Let's quote the benefits of recycling:
Recycling Helps protect The Environment
Recycling sharply reduces the amount of waste that gets deposited in our landfills or burned in incinerator plants. Engineered landfills in most cities are designed to contain toxic chemicals leaking from decaying solid waste from reaching our water systems. But, for how long? Already, we're getting reports of risky chemicals contaminating water supplies in some cities. Burning solid waste for electricity may be efficient, but we pay the price in terms of increased carbon dioxide and other greenhouse gas emissions.
Recycling Helps Conserve limited Resources
To put this advantage in allowable perspective, let's think this statement from the Pennsylvania group of Environmental Protection: "By recycling over 1 million tons of steel in 2004, Pennsylvanians saved 1.3 million tons of iron ore, 718,000 tons of coal, and 62,000 tons of limestone. through recycling newsprint, office paper and mixed paper, we saved nearly over 8.2 million trees."
Resources like oil and high-priced metals (gold, silver, bauxite, copper, etc.) are all finite resources that will be exhausted, sooner or later. Cell phone and computer manufacturers, like Dell and Apple, recognize the need for a steady provide of raw materials - most are active in buy-back programs to recycle materials from used products.
Recycling Promotes energy Efficiency
Recycling is far more efficient, in terms of energy consumption, than producing something out of fresh raw material. Done on a nationwide scale, this could lead to vital discount in our energy costs. The energy required to citation , process, and vehicle metal from a mine to a refinery is obviously much greater than what's required to recycle metal from used products - it costs more energy to fabricate a brand new aluminum can from fresh material than to make 20 cans out of recycled materials!
Recycling Helps Build A Strong Economy
Every cost-reduction, energy efficiency, materials conservation, and job generation advantage of recycling adds up to help build a strong economy for our country. Recycling, done on a country-wide scale, has a huge inescapable impact on the economy. There was dip in the price of recyclables last year when the financial crisis started, but it is testimony to the resiliency of this industry that prices are now back to pre-crisis levels - a recovery that's well ahead than most other industries. Jobs are being generated and city and town governments are enjoying huge savings in electricity, garbage collection, and landfilling costs.
Recycling Creates Jobs
Recycling generates more jobs than landfilling or incinerating waste. That's a advantage we can't lose sight of, in this time of retreat and high unemployment rate. Let's think the disposal of 10,000 tons of solid waste: burning it for electricity will create 1 job; collecting and dumping this on a landfill will create 6 jobs; processing the waste for recyling will create 36 jobs!

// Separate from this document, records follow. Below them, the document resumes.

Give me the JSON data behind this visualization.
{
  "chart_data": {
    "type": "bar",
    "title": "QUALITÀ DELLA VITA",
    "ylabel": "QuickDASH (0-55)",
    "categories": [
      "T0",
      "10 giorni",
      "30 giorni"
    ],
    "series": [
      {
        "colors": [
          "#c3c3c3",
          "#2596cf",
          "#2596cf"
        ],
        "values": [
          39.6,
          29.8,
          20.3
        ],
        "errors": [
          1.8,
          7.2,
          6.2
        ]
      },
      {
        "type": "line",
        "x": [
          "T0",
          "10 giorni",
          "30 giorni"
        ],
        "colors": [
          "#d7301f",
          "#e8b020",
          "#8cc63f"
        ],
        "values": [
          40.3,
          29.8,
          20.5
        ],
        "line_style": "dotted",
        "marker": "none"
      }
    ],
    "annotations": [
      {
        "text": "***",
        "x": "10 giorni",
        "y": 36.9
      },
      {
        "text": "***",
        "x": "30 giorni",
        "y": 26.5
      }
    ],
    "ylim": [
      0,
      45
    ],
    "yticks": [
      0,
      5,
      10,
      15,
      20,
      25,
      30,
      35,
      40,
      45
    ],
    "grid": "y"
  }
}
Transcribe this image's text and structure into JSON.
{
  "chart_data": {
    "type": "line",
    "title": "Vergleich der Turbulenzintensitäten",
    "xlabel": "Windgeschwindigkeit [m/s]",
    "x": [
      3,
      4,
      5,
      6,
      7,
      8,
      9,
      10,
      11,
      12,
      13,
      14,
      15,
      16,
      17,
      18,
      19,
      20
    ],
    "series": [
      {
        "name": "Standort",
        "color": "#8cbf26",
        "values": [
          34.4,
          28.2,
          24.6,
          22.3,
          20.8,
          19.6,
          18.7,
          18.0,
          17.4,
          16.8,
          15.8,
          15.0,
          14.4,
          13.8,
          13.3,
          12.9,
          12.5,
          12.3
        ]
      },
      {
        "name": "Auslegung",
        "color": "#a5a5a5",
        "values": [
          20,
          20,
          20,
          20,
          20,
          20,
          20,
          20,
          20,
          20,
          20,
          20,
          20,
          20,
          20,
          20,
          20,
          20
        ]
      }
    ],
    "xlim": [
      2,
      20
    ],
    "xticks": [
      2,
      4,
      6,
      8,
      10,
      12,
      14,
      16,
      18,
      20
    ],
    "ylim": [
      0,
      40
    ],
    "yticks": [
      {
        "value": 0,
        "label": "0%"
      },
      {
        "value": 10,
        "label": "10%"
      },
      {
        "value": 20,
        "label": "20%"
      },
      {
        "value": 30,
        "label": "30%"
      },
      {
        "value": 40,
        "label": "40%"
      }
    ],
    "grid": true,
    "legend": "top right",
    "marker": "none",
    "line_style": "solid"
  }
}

Recycling Builds Community
People band together and build communities around base causes, issues, and advocacies. Recycling is no different. In many neighborhoods and cities over the country, we see involved citizens working together in recycling initiatives, environment lobby groups, and free recycling groups. If you're new to recycling or environmental advocacy, go find a local group to work with. Staying the course is more fun and rewarding when you have other enthusiasts cheering you on.
Recycling Can Be Financially Rewarding
If you just want to make money to get by in these hard times or start a home business, recycling is a profitable option. It's relatively easy and uncostly to start a home-based recycling business. You just need to plan on what material (cell phone, paper, or metals, etc.) you intend to collect, plan storage, sense the recycling plant for pricing, and you're set to start collecting recyclables and reselling these to the recycling factory at a decent profit. The large recycling giants in the Us all started as home businesses years ago - you can do it, too - those guys just recognized the huge potential of this firm well ahead of the crowd.
The benefits of recycling to each of us, to society, and to the environment are our compelling reasons why we recycle. For many of us, recycling has come to be second nature - a way of life. It's a small but highly vital component of environmental safety - without recycling, all our efforts to protect the planet will be less effective, even futile. Let's all continue recycling.